Le moteur TU 1.4 essence, produit par PSA de 1986 à 2014 à plus de 15,6 millions d’exemplaires, s’est forgé une solide réputation de fiabilité grâce à sa conception simple et dépouillée, capable de dépasser régulièrement les 300 000 km avec un entretien sérieux. Ses seuls points de vigilance restent un léger suintement du joint de culasse vers 120 000 km et le respect strict de la périodicité de la courroie de distribution.
Attention cependant à ne pas confondre cette version essence avec le TUD 1.4 diesel, qui porte le même nom de famille mais affiche une fiabilité très inférieure sur ses premières années de production, avec des problèmes récurrents de culasse et d’injection.
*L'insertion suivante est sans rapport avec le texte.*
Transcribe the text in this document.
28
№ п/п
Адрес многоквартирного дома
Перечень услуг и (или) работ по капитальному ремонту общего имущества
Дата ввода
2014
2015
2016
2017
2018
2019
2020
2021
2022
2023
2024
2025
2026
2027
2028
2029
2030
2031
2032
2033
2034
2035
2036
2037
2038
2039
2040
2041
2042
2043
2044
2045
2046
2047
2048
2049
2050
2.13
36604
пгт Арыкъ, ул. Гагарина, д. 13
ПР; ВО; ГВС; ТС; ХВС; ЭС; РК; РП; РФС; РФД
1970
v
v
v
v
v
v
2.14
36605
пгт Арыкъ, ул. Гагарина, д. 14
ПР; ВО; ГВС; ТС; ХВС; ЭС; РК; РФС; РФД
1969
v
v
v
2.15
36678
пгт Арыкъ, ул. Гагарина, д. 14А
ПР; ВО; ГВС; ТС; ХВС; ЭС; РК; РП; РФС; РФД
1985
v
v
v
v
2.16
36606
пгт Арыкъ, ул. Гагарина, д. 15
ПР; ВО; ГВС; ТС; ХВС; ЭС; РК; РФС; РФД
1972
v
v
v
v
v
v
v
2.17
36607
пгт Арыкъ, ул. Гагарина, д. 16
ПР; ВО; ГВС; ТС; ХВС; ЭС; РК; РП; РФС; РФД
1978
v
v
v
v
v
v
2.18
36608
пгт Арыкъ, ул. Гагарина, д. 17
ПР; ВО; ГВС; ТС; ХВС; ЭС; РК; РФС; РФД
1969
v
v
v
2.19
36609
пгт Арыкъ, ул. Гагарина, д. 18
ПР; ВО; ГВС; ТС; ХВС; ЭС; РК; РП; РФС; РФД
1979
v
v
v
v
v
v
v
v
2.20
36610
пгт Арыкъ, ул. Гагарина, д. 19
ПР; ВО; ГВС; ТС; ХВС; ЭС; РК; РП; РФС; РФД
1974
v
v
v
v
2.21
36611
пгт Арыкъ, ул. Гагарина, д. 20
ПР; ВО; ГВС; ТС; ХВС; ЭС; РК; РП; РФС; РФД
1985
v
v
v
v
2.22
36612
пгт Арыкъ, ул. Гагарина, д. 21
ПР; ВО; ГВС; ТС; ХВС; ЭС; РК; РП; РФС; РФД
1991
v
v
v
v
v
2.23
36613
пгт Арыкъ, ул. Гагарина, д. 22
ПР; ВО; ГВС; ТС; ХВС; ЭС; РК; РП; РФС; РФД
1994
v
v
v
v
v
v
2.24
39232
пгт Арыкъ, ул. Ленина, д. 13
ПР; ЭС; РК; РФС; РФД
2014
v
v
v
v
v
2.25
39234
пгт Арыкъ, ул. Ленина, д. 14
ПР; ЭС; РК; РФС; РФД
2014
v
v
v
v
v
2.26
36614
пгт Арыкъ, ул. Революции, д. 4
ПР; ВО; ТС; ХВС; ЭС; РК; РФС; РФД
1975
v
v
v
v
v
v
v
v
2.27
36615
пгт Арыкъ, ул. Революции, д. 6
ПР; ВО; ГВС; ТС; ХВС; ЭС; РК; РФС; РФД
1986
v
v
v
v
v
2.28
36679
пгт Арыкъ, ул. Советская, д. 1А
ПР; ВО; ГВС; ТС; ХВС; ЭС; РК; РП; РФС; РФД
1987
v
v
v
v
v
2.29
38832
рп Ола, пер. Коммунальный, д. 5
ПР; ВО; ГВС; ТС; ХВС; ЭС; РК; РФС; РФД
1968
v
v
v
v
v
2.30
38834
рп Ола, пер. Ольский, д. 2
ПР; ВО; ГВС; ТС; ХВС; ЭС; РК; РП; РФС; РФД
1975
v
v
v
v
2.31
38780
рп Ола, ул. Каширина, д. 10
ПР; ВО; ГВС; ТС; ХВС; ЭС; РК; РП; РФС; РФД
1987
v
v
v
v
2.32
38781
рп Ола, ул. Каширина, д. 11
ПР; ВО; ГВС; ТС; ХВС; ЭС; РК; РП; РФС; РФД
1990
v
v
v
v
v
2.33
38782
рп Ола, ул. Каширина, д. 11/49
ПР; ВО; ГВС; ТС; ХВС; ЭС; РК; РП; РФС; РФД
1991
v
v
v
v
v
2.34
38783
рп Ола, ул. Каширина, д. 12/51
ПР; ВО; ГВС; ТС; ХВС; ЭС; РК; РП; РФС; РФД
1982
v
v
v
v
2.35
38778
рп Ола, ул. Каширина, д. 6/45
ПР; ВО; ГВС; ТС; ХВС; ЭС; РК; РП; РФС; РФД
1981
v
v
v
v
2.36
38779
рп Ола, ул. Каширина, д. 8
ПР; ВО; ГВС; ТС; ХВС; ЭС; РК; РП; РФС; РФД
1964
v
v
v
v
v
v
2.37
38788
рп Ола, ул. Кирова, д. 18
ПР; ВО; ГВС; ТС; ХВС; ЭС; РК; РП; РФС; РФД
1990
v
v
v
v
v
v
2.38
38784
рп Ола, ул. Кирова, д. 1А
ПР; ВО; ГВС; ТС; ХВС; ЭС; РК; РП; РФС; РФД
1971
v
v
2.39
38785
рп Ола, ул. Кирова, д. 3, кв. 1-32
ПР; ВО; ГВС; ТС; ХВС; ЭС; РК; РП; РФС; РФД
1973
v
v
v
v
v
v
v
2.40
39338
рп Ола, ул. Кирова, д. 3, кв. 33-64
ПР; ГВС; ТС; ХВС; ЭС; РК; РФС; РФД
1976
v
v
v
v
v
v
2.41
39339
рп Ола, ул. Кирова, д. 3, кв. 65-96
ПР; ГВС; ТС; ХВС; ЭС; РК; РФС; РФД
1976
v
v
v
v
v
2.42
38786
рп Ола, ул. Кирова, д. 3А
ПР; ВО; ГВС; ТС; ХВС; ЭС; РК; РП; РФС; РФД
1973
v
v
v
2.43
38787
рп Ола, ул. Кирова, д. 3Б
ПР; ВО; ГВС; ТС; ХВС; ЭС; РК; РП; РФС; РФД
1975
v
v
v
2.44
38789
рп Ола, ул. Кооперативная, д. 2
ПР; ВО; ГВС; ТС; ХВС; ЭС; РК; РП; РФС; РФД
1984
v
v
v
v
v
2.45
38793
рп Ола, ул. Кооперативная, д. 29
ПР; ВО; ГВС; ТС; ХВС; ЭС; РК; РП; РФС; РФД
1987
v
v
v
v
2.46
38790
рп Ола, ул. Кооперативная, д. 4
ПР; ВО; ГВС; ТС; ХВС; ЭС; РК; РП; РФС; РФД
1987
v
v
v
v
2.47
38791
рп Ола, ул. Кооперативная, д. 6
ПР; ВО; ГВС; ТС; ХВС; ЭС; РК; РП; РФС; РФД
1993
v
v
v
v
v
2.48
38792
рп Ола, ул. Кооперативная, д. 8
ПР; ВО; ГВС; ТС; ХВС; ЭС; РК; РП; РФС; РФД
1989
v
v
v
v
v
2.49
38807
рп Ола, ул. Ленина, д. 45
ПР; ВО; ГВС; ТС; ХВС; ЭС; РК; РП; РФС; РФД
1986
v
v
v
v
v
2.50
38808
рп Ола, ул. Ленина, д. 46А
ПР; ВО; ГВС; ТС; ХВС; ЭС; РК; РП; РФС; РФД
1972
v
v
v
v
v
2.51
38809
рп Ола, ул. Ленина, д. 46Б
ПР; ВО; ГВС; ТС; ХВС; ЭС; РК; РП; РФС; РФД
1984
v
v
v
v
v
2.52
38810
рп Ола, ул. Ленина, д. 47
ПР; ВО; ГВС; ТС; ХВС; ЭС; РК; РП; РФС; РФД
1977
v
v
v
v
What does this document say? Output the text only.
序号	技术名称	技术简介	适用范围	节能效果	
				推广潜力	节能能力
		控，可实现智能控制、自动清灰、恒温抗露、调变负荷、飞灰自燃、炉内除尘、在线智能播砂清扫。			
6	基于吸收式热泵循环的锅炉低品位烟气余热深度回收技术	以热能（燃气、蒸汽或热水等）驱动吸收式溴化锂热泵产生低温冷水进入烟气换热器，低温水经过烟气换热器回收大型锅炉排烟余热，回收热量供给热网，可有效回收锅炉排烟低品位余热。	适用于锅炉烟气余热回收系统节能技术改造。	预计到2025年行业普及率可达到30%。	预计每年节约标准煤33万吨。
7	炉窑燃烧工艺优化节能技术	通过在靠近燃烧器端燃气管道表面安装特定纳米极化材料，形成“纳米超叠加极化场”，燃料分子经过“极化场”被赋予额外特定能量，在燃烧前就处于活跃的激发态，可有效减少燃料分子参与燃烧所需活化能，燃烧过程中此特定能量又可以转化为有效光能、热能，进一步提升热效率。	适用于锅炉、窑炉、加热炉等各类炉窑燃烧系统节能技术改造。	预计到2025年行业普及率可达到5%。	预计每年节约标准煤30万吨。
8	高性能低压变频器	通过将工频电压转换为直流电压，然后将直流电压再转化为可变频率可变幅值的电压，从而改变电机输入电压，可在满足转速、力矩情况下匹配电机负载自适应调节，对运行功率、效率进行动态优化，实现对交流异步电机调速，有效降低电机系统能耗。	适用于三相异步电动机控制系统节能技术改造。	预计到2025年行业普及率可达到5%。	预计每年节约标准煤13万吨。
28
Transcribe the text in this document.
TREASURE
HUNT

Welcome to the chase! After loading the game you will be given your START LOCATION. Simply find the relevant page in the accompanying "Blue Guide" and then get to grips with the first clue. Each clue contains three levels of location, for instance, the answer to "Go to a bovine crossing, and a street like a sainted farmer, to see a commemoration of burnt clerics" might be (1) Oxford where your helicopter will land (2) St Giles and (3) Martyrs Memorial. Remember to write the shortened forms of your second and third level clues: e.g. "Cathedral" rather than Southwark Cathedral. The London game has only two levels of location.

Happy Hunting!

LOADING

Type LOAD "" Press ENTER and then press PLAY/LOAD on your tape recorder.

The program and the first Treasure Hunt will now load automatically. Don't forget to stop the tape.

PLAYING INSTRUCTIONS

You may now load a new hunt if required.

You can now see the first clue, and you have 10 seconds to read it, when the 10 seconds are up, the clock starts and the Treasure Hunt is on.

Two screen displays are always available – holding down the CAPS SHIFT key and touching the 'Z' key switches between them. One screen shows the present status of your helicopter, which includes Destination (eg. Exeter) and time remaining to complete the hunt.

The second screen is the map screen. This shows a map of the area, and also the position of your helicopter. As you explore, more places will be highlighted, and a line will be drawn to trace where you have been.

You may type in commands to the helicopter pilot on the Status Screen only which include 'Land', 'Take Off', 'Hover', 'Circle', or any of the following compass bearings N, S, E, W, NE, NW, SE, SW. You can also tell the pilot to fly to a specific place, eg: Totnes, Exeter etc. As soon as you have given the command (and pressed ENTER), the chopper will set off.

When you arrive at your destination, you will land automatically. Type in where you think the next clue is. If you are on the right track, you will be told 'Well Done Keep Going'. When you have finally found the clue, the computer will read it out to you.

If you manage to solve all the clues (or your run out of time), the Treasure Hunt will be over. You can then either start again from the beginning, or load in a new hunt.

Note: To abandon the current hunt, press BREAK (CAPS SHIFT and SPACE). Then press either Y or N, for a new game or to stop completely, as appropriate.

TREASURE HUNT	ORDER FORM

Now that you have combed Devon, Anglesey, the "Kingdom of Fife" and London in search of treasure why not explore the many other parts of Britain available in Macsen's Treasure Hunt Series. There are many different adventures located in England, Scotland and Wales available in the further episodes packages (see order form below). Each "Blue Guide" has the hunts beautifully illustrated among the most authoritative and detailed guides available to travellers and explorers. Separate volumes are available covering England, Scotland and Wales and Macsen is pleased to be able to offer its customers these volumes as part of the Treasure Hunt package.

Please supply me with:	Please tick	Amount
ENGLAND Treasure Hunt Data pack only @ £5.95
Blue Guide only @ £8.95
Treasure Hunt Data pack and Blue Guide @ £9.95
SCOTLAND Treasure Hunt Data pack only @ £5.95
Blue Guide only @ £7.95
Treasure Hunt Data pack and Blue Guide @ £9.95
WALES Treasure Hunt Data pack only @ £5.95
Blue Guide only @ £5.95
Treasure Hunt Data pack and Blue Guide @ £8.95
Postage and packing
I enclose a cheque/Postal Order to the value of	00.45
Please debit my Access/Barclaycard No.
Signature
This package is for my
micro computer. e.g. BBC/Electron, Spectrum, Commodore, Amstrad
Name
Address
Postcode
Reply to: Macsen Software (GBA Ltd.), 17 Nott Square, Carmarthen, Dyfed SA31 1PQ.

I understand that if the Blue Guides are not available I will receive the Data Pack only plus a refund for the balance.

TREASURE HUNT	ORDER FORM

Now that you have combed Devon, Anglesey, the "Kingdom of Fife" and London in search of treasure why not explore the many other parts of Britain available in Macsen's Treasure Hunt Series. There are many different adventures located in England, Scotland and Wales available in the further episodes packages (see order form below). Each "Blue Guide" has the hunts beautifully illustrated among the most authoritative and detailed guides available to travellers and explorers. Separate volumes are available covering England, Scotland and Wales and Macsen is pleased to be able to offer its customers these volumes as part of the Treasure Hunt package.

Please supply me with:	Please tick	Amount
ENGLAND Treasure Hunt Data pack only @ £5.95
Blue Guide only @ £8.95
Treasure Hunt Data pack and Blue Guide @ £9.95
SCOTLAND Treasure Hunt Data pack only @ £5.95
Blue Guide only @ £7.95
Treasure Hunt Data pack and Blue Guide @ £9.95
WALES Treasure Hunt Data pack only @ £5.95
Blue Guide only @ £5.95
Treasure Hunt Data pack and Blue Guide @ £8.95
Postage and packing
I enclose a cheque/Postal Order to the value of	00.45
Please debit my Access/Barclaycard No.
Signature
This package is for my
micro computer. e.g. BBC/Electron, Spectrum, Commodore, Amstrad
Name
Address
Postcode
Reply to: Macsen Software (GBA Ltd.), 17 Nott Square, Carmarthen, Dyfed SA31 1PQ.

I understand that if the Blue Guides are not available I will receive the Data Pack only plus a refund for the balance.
Avant tout achat, vérifiez bien le code moteur exact plutôt que de vous fier à la seule appellation « TU ».
Ce qu’il faut retenir
- 🛡️ Une fiabilité globale remarquable : architecture simple, bloc en fonte ou aluminium léger, entretien accessible et pièces très bon marché.
- 🛢️ La faiblesse historique du joint de culasse : fuite d’huile externe récurrente à l’angle avant droit (côté distribution) sans forcément de surchauffe.
- ⚙️ Le réglage périodique du jeu aux soupapes : rattrapage mécanique par vis et contre-écrou à ajuster si le haut moteur cliquette.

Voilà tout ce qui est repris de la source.